SB Voices: More than millennials
While it’s true that defining a target audience is imperative to any brand’s marketing strategy, pigeon-holing consumers through generational categorisation is a redundant practice in 2017, writes Annie Hayes.
Also referred to as ‘Generation Y’, ‘Digital Natives’ and ‘Generation Me’; a quick Google search tells me that the millennial demographic is the most studied and surveyed generation to date.
Born between 1977 and 1996, the term is often used to refer to tech-savvy, socially-conscious, self-obssessed, progressive, nomadic, multi-cultural, liberal individuals. However when you consider that the youngest millennial is just turning 21, and the oldest is hurtling towards 40, raking everyone under one umbrella term seems absurd.

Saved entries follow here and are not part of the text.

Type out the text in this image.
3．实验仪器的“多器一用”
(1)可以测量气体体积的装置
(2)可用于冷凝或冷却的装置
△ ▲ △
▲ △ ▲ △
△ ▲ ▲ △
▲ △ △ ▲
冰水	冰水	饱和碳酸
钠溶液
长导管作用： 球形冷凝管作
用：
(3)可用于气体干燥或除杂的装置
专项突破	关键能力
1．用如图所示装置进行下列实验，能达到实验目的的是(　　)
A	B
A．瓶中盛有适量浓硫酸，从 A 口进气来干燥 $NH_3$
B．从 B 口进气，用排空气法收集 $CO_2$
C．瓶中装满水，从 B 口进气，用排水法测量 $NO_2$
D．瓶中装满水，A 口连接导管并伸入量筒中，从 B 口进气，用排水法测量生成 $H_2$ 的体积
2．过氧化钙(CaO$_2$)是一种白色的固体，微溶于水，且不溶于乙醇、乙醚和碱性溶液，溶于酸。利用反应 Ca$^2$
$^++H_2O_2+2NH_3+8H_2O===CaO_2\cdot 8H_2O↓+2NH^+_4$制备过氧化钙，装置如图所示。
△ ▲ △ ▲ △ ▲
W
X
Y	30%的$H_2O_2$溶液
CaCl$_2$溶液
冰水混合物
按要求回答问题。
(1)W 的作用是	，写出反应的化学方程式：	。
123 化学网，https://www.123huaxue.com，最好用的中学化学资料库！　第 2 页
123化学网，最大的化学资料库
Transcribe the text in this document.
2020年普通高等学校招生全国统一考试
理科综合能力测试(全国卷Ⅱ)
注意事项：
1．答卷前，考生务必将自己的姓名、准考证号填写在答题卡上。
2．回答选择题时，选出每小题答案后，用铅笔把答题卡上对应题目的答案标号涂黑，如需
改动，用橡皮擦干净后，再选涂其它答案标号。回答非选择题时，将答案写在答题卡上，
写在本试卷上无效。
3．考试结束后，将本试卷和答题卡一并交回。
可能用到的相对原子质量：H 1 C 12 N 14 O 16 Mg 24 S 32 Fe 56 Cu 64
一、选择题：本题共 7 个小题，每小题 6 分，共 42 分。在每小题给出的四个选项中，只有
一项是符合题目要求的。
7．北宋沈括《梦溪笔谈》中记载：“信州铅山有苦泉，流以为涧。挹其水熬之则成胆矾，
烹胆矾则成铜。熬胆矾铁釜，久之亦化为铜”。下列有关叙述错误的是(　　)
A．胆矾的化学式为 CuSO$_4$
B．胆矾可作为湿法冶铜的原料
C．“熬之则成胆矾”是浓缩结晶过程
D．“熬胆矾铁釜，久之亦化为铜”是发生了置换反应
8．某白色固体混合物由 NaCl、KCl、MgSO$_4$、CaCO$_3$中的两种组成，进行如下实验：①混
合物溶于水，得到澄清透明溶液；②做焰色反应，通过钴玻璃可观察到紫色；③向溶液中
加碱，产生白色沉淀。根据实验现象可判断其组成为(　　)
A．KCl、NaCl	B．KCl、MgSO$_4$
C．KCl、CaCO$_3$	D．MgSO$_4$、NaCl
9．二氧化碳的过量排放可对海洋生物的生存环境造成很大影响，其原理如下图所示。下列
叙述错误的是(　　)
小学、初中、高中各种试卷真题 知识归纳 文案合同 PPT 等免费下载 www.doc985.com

Life seems to move at breakneck pace in the digital age and as such the wants and desires of any given consumer span a few years at best, let alone 20. Employing such vague marketing tactics will surely result in directionless campaign that will fail to engage anyone.
This topic was touched upon during William Grant & Son’s recent market report. An excerpt reads: “A simple example to explain this notion is that of the school lunch hall. Whilst a room may be filled with 100 people of the same age, a series of sub-cultures exist: nerds, jocks, goths, hipsters, punks, rebels, the list goes on. To look at, they are all different, to be approached and spoken to in different ways.
“However there is at least one thing that joins them all together: their core driver is the desire to learn – a single attitude that joins the many. The key to more effective consumer targeting is finding this connecting point; the attitudes and values that are shared.”
By exploring mindset over age, brands can widen the scope of their audience and take steps to appeal to the multifaceted personalities of the people who identify with said mindset.
“Think of the drink you would choose in a lively nightclub with friends on a big night out, versus your choice on a date in a cocktail bar,” the report continues. “The same person will make the decision, but the context completely changes attitude, behaviours, receptiveness to particular marketing tools and ultimately, choice.”
By tapping into attitudes, values and cultural influences, brands can better position themselves to their target consumer – and become more human in the process.